Since my diagnosis, I have very much been a fan of managing My Myeloma in chunks, or sections if you will. I quickly realised it was the only way to protect my brain and thus my person, and I guess others, from a mental breakdown. I’ve allowed myself to think about the future, but only briefly, for thoughts are swiftly pushed out for me to focus on the now (or then). I have lived within each three week cycle and each cycle only.
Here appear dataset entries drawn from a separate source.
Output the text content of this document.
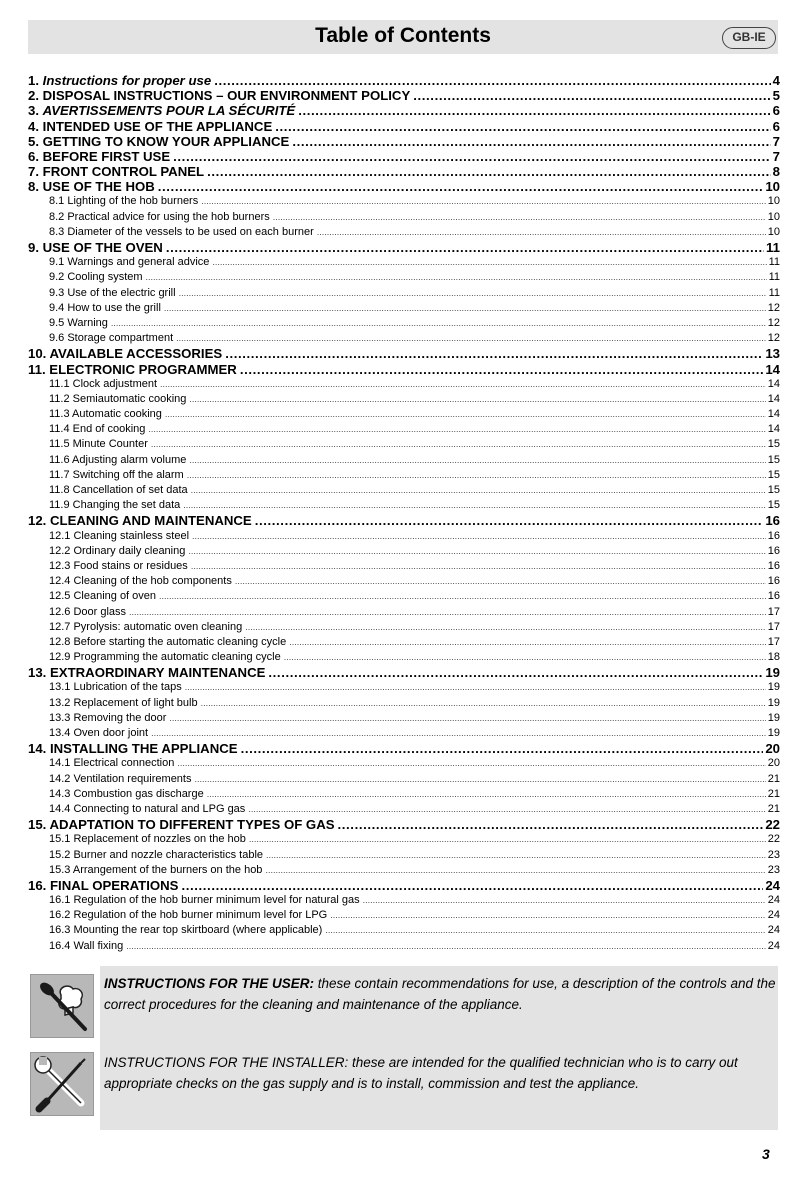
Table of Contents	GB-IE
1. Instructions for proper use .....	4
2. DISPOSAL INSTRUCTIONS – OUR ENVIRONMENT POLICY .....	5
3. AVERTISSEMENTS POUR LA SÉCURITÉ .....	6
4. INTENDED USE OF THE APPLIANCE .....	6
5. GETTING TO KNOW YOUR APPLIANCE .....	7
6. BEFORE FIRST USE .....	7
7. FRONT CONTROL PANEL .....	8
8. USE OF THE HOB .....	10
8.1 Lighting of the hob burners .....	10
8.2 Practical advice for using the hob burners .....	10
8.3 Diameter of the vessels to be used on each burner .....	10
9. USE OF THE OVEN .....	11
9.1 Warnings and general advice .....	11
9.2 Cooling system .....	11
9.3 Use of the electric grill .....	11
9.4 How to use the grill .....	12
9.5 Warning .....	12
9.6 Storage compartment .....	12
10. AVAILABLE ACCESSORIES .....	13
11. ELECTRONIC PROGRAMMER .....	14
11.1 Clock adjustment .....	14
11.2 Semiautomatic cooking .....	14
11.3 Automatic cooking .....	14
11.4 End of cooking .....	14
11.5 Minute Counter .....	15
11.6 Adjusting alarm volume .....	15
11.7 Switching off the alarm .....	15
11.8 Cancellation of set data .....	15
11.9 Changing the set data .....	15
12. CLEANING AND MAINTENANCE .....	16
12.1 Cleaning stainless steel .....	16
12.2 Ordinary daily cleaning .....	16
12.3 Food stains or residues .....	16
12.4 Cleaning of the hob components .....	16
12.5 Cleaning of oven .....	16
12.6 Door glass .....	17
12.7 Pyrolysis: automatic oven cleaning .....	17
12.8 Before starting the automatic cleaning cycle .....	17
12.9 Programming the automatic cleaning cycle .....	18
13. EXTRAORDINARY MAINTENANCE .....	19
13.1 Lubrication of the taps .....	19
13.2 Replacement of light bulb .....	19
13.3 Removing the door .....	19
13.4 Oven door joint .....	19
14. INSTALLING THE APPLIANCE .....	20
14.1 Electrical connection .....	20
14.2 Ventilation requirements .....	21
14.3 Combustion gas discharge .....	21
14.4 Connecting to natural and LPG gas .....	21
15. ADAPTATION TO DIFFERENT TYPES OF GAS .....	22
15.1 Replacement of nozzles on the hob .....	22
15.2 Burner and nozzle characteristics table .....	23
15.3 Arrangement of the burners on the hob .....	23
16. FINAL OPERATIONS .....	24
16.1 Regulation of the hob burner minimum level for natural gas .....	24
16.2 Regulation of the hob burner minimum level for LPG .....	24
16.3 Mounting the rear top skirtboard (where applicable) .....	24
16.4 Wall fixing .....	24
INSTRUCTIONS FOR THE USER: these contain recommendations for use, a description of the controls and the correct procedures for the cleaning and maintenance of the appliance.
INSTRUCTIONS FOR THE INSTALLER: these are intended for the qualified technician who is to carry out appropriate checks on the gas supply and is to install, commission and test the appliance.
3
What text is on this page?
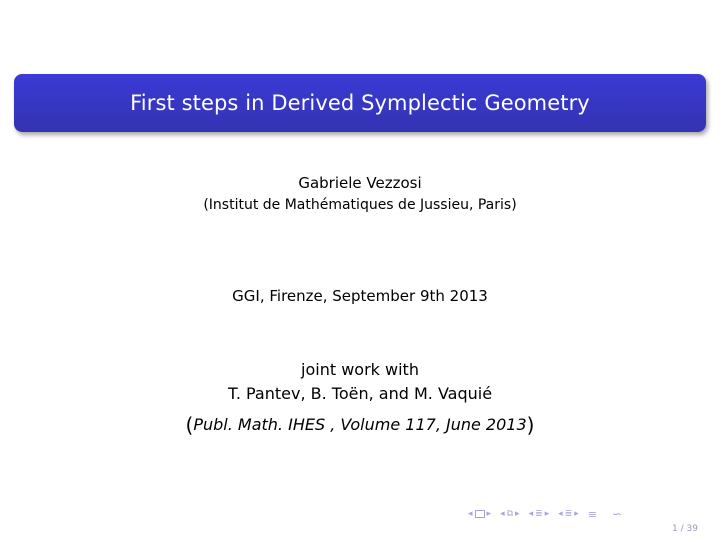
First steps in Derived Symplectic Geometry
Gabriele Vezzosi
(Institut de Mathématiques de Jussieu, Paris)
GGI, Firenze, September 9th 2013
joint work with
T. Pantev, B. Toën, and M. Vaquié
(Publ. Math. IHES , Volume 117, June 2013)
◂ ▸ ◂ ⧉ ▸ ◂ ≣ ▸ ◂ ≣ ▸ ≡ ∽
1 / 39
This got me through PADIMAC. The future was for me to manage in the future.

I now find myself in my future.

I have known since October that I would require a stem cell transplant at some point and when that point arrived, I would need to make a decision about whether I had my own stem cell or Big Sister’s. If it was scary before, it is terrifying now. As scary as the transplant seems, it is the decision before that which is plaguing my thoughts and my dreams. The decision is not months away and something that can be put to the back of my mind anymore. The decision is imminent and I have to decide whether to bring my volatile best player out at the start of the match, or wait for extra time.* It’s length of remission versus possible death, without any certainty of either.

Decisions, decisions, decisions…

I am yet to consult properly with my doctors about this, that is on Wednesday. Fun.

Manageable chunks seemed to make so much sense before, but I do not have a screaming whatsit what I am going to do now.

It is all I can think about.

This sorry tale will most definitely be continued…

EJB x

* A Twin gave me that metaphor. I like how it only partially works.